Amnye Machen – trekking autour d'une montagne sacree Pèlerinage au Tibet oriental
Devant nous se dresse un mur noir avalant tous les traits du paysage alentour. Il se met d' abord à tomber des cordes sur le haut-plateau du Tibet oriental. Mais aussi vite que la dépression est apparue, le ciel sombre se déchire et laisse réapparaître la couleur bleue si admirable et si typique des vastes étendues d' Amdo. C' est dans ce « Far West » chinois que se situe le but de notre voyage, l' Amnye Machen1, vénéré en tant que résidence du dieu protecteur de la région.
Ce massif montagneux sacré, situé à la source septentrionale du Fleuve Jaune, n' était encore, il y a trente ans, qu' une tache blanche sur les cartes de randonnée. A l' instar du Kailash, loin d' être aussi connu des Occidentaux, les Tibétains orientaux lui rendent hommage en parcourant le circuit qui en fait le tour, en quelques jours à cheval, en une bonne semaine à pied ou en deux, voire trois mois, si l'on parcourt le circuit en se prosternant tous les mètres. Nous examinerons ce massif mystique à l' occasion d' une randonnée en plusieurs étapes.
Nous parvenons au point de départ de notre randonnée après douze heures de voyage. Les cinq cents kilomètres menant de la capitale de la province Xining vers le sud mènent à travers des paysages d' où l' homme est en majeure partie absent. Nous parcourons ainsi des hautes steppes et des pâturages vallonnés, longeons dunes de sable et lacs salés, franchissons des cols à plus de 4000 mètres d' altitude. De temps à autres, nous sillonnons des zones peuplées par des Tibétains.

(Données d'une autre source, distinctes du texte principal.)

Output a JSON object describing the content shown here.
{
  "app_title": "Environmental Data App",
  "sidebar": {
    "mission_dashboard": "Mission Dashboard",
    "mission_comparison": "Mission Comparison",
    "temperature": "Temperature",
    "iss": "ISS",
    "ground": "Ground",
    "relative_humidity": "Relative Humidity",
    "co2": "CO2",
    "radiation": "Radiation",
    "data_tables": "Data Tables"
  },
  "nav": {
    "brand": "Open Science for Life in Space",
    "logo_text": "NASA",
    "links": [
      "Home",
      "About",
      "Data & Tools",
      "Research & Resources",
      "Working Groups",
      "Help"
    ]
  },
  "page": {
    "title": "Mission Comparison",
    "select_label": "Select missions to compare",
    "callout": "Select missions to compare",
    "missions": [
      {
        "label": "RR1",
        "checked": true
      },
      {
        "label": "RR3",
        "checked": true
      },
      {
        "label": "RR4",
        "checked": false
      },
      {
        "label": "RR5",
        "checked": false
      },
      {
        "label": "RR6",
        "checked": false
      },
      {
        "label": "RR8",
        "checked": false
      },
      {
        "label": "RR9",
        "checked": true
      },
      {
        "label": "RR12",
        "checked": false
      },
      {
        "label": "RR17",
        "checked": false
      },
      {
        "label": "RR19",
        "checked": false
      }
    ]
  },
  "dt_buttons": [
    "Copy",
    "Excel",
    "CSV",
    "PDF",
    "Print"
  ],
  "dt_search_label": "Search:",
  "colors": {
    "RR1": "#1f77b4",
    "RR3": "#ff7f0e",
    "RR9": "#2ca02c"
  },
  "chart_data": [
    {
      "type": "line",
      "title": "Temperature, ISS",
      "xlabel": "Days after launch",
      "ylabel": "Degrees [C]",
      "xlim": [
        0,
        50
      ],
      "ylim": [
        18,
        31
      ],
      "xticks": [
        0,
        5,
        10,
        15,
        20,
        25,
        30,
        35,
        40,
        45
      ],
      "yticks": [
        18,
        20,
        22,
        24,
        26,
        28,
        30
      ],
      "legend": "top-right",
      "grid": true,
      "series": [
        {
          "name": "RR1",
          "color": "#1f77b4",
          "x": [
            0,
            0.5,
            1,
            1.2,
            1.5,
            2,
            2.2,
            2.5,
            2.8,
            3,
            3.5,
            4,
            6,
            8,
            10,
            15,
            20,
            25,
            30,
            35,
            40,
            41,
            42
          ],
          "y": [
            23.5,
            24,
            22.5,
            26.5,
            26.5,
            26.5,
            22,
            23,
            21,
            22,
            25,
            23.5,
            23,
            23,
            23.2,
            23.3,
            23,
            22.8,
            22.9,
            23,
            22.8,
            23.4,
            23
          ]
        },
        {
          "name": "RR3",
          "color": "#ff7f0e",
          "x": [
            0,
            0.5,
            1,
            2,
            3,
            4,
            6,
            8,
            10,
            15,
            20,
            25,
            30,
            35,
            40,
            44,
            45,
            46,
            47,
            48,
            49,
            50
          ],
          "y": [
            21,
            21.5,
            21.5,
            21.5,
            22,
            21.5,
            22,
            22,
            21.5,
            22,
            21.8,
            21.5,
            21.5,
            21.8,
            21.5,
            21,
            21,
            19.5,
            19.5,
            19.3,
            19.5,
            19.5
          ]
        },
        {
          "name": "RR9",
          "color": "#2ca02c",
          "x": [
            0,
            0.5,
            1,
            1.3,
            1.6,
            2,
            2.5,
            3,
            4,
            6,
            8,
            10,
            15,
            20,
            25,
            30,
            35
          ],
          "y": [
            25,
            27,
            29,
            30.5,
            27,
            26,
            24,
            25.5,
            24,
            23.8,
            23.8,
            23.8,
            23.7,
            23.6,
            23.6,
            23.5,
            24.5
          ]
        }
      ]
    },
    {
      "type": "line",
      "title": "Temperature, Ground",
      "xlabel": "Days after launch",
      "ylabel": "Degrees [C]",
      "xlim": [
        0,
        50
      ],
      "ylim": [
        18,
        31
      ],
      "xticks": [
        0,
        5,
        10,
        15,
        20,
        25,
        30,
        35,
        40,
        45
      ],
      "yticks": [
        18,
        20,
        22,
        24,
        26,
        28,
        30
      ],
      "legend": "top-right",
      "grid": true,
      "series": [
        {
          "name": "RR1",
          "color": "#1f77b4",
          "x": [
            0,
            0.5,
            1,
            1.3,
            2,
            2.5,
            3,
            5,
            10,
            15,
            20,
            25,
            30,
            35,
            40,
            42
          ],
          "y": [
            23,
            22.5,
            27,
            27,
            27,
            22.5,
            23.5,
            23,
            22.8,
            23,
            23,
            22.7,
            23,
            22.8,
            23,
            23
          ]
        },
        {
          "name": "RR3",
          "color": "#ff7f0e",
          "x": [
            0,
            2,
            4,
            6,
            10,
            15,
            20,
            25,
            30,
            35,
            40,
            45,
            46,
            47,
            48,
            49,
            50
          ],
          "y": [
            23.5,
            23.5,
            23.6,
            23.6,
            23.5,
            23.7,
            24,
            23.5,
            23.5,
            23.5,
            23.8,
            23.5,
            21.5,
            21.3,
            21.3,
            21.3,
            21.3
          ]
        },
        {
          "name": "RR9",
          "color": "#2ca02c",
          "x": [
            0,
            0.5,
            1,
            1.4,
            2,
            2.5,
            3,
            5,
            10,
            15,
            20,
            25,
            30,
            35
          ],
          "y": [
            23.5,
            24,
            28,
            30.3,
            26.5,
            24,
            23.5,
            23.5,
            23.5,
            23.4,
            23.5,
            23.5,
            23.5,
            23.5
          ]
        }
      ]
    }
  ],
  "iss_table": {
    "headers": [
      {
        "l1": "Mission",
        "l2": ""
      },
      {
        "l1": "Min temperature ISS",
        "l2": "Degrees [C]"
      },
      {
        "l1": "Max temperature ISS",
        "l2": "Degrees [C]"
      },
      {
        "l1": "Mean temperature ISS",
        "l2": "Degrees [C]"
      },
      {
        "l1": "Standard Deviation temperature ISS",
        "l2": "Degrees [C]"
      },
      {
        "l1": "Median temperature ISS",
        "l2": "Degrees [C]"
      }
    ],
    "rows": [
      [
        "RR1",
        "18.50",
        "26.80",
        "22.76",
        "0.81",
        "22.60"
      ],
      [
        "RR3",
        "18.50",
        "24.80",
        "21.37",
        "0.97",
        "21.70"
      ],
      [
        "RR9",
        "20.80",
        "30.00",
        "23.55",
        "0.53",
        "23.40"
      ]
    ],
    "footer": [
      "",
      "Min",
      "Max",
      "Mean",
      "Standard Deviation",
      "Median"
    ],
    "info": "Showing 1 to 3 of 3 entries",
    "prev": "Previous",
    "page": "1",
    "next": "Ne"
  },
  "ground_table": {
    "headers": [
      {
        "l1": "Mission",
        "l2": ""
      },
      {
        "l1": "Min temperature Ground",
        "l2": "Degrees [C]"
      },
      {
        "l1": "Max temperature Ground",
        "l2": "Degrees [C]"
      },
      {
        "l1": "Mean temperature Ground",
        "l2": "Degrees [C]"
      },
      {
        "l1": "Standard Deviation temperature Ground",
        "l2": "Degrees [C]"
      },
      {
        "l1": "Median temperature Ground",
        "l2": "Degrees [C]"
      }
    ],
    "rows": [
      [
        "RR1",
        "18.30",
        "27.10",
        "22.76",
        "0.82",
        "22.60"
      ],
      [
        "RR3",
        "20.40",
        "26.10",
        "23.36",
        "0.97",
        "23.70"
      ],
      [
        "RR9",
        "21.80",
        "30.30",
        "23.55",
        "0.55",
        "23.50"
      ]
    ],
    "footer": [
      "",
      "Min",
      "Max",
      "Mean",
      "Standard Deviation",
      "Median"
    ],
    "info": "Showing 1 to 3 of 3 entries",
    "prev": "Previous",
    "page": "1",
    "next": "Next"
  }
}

Lorsque nous nous engageons à pied sur la piste qui doit nous mener à Tawo Zholma ( Xiadawu ), une chaîne de montagnes craquelée dont les sommets dépassent tous les 5000 mètres d' altitude se dresse devant nous, sans nuages. Il s' agit des contreforts nord, très étendus, du massif principal. Ce décor nous accompagne jusqu' au petit village laissé à l' abandon qui sert d' entrée septentrionale à l' Amnye Machen. Aménagées par les autorités officielles afin de sédentariser les nomades, les habitations de ce lotissement artificiel se distinguent à peine des écuries à yacks. C' est donc sans hésiter que nous décidons de poursuivre notre route jusqu' à un petit stupa, un reliquaire bouddhiste, où nous plantons finalement nos tentes. Dans l' obscurité naissante, le tant attendu Amnye Machen se dérobe encore à nos regards.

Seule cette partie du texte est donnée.